Netflix Earnings Preview: Second Quarter 2009

Netflix [[NFLX]] is scheduled to report their second quarter 2009 results after the market closes on Thursday, July 23. Based on our analysis, we at are expecting NFLX to report better than expected results that exceed Wall Street’s consensus expectations.


Analyst Expectations

We are forecasting revenues of $408.5 million and EPS of $.52. This would represent a 21% increase in revenues from last year’s $337.6 million in the same period. The current analyst consensus estimates calls for revenues of $409.7 million and EPS of $0.50. On April 23, the company provided second quarter revenue guidance of $403 – $409 million and $.44 – $.53 GAAP EPS.

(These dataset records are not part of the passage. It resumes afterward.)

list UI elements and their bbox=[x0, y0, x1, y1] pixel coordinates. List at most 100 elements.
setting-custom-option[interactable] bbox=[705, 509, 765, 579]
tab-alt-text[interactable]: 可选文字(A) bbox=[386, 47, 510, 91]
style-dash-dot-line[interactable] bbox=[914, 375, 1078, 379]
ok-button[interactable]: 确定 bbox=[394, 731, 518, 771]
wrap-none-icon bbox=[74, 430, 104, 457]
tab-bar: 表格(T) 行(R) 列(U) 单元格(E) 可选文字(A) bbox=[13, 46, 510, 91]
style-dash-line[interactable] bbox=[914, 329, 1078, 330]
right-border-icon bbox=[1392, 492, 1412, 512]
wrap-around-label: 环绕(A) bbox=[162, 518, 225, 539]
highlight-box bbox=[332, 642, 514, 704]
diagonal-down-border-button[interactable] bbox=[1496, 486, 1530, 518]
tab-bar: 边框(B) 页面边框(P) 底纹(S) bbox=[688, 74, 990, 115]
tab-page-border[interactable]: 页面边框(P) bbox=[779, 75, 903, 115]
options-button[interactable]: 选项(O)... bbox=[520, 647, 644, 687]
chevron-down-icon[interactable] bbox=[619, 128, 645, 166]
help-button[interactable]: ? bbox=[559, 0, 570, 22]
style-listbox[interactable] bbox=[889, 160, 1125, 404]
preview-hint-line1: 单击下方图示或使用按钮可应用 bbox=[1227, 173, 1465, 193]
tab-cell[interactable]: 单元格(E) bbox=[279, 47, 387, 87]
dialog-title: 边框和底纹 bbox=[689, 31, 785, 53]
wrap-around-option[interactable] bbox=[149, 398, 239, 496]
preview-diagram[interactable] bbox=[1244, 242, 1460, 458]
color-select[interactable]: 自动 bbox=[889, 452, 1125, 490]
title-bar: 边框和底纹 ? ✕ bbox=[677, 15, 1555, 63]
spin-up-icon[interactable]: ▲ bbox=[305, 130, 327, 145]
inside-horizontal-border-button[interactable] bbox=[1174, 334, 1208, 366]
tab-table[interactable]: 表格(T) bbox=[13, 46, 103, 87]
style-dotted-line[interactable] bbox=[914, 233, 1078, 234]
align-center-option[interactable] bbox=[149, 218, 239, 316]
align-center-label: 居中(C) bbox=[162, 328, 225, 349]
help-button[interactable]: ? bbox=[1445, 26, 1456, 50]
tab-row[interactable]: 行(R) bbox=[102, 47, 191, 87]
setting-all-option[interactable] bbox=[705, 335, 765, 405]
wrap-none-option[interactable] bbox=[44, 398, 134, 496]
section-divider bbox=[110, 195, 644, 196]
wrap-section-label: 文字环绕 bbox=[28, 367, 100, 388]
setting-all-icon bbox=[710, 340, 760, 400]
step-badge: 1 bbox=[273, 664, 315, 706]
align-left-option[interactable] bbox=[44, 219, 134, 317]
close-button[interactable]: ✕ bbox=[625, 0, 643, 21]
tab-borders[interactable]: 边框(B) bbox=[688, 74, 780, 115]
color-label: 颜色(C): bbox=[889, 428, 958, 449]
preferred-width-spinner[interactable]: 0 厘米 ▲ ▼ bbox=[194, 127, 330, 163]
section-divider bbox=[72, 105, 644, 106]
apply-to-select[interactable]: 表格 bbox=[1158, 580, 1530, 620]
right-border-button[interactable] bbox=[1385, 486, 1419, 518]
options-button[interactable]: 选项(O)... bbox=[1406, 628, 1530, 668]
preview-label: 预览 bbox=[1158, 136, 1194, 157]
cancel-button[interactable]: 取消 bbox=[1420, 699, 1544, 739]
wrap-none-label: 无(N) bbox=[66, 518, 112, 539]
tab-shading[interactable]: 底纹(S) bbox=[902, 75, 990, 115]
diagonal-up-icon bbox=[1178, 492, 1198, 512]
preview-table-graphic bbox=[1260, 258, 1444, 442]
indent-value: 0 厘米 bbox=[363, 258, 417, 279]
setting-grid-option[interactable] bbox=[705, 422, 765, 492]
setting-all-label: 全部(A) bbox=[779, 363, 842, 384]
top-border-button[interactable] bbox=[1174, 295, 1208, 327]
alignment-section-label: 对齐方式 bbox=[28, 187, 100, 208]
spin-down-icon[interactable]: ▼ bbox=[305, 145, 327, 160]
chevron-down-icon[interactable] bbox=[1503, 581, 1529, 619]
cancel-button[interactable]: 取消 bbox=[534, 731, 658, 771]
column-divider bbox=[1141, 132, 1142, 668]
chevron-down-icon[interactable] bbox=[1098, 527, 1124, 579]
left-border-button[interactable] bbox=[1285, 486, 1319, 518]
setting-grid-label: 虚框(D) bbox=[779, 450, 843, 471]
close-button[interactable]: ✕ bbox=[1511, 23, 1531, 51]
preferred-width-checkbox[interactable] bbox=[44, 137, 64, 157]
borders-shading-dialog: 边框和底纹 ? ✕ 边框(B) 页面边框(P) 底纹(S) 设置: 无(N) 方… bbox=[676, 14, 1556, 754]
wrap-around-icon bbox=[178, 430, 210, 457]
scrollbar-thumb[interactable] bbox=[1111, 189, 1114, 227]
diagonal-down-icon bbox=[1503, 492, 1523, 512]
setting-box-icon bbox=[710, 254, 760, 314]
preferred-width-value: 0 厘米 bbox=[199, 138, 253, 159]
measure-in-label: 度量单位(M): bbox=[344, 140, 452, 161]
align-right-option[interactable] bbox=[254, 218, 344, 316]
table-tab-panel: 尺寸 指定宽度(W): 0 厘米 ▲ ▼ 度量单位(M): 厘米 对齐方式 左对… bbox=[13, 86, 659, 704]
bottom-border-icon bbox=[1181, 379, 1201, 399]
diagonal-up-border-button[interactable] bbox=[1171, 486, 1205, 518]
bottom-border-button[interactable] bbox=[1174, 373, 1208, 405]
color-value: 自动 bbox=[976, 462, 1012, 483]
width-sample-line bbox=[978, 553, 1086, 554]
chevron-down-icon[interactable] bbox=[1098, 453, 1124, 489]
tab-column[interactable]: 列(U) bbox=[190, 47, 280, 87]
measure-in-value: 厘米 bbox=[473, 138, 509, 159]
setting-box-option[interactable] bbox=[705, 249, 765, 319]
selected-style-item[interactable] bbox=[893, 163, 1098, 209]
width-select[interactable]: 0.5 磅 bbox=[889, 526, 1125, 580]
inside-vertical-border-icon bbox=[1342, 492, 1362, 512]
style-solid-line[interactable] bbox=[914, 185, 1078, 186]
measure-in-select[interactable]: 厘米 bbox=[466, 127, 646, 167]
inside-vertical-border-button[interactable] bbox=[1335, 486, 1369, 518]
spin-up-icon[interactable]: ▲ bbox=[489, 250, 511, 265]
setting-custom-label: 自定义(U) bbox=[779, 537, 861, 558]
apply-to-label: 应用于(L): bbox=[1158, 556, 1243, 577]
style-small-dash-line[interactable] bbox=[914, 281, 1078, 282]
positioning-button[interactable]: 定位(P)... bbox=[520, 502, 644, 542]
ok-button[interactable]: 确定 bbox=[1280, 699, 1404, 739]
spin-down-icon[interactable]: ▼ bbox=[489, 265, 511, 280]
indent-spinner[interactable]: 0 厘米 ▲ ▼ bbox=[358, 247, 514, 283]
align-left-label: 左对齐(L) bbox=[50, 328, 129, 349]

Netflix continues to turn in strong quarterly performances despite the tough economic conditions – exceeding Wall Street’s estimates the last four consecutive quarters. Despite the downturn in consumer spending, Netflix continues to grow at over 20% y/y. New subscribers are continuing to sign up for the monthly service that appears to offer a great value proposition. We also are expecting better margin performance as the weak advertising environment has allowed Netflix to reach new subscribers in a more cost-effective manner.


Going forward, the company appears to have multiple growth avenues still open to them. The company recently announced significant price increases for Blu-ray subscribers, and we feel there is probably room for additional price increases in the future. The company is already moving into additional related products such as live streaming of videos that could provide additional growth impetus for the future. Finally, there have been recent rumors that Netflix could be acquired by [[AMZN]]. While we do not expect any transaction in the near term, we do believe that Netflix could be an attractive takeover target for a major internet or media company.


Share Performance

Since the beginning of the year, Netflix’s shares are up an amazing 49%. In 2008, NFLX’s shares managed to gain 12% and greatly outperformed the 34% decline in the Dow Jones industrial average.



Shares are now trading at 21x consensus 2010 EPS estimates. This is below the relative valuations of their peer group. Recent speculation that the company could be a takeover target has caused Netflix’s shares to jump higher. While we expect the company to remain independent for the foreseeable future, we believe that NFLX’s shares could trade even higher as market valuations increase across the board.


Recommendation: Buy with a $50 price target.